Abstract

The literature on optimal redistributional instruments begins with the assumption that society has some preference for equality, leaving the precise degree unspecified. It then asks: How should society pursue that preference? More specifically, what kinds of policy instruments — whether categorized as “taxes,” “transfers,” “public goods,” “government programs,” “regulations,” or “legal rules” — should be informed by society’s distributional objectives? This paper reviews and assesses three strands of the literature on optimal redistributional instruments. The first concerns the “tax substitution argument,” which is offered in support of the proposition that distributional goals should generally be pursued exclusively through taxes on labor earnings.

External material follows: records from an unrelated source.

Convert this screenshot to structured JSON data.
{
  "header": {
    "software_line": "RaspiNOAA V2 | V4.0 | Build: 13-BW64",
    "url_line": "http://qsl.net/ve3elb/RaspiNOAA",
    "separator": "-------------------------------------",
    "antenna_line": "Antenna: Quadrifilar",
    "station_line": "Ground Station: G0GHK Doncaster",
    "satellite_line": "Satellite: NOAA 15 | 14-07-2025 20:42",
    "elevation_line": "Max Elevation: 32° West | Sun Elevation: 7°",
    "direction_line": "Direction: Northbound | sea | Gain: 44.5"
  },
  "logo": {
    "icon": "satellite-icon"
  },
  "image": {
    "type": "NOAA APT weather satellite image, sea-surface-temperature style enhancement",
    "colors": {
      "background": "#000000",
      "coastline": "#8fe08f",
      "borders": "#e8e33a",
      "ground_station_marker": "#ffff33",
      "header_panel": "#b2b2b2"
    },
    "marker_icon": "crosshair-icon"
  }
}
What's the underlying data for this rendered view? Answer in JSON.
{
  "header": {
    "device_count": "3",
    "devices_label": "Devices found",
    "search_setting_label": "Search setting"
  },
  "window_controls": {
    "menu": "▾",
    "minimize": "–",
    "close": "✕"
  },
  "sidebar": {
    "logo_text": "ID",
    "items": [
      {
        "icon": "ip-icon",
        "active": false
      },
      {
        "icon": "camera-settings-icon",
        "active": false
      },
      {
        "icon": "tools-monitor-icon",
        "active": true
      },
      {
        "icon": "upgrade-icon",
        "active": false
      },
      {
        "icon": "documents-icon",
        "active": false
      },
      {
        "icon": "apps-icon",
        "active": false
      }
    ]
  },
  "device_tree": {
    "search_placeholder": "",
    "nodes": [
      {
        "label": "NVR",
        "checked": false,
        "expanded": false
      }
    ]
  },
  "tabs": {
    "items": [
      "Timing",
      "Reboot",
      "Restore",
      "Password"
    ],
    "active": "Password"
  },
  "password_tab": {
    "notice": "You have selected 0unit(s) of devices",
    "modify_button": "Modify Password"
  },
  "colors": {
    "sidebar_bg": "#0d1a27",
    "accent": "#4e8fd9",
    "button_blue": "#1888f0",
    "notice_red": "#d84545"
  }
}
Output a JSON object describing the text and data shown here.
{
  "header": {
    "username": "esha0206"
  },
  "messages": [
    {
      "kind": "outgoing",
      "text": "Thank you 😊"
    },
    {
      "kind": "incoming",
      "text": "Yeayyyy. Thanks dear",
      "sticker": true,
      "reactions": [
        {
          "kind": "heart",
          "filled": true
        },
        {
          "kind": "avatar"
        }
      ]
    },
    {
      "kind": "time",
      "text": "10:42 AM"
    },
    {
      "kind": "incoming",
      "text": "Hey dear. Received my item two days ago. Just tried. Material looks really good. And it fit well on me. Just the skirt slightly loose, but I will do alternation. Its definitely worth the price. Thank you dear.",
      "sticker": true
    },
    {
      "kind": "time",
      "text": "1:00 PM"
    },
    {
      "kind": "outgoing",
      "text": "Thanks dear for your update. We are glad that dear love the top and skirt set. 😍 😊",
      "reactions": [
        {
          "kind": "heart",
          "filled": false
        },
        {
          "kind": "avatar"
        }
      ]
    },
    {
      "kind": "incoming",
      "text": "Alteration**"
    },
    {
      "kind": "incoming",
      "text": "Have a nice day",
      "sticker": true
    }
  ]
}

The argument, which is cast within the conventional optimal tax and policy framework, rests on an important additional assumption: very roughly, that controlling for labor earnings, all individuals are identical. The second subliterature examines the consequences of removing this additional assumption while retaining, arguendo, the optimal tax and policy framework. According to some researchers, that framework — shorn of the additional assumption — actually prescribes a strong form of “policy eclecticism” with regard to redistributional instruments. A third subliterature steps outside the bounds of the conventional optimal tax and policy framework to consider a kind of alternative defense of labor-income-tax exclusivity. Whatever the actual prescriptions of the conventional optimal tax and policy framework, the defense proceeds, policymakers lack adequate information about the proper direction and scale of distributionally motivated adjustments to other policy instruments. Critics argue that this defense neglects the comparable informational difficulties of labor earnings taxation and relies on a comparative “precautionary principle” that finds little support in systematic thinking about uncertainty and choice.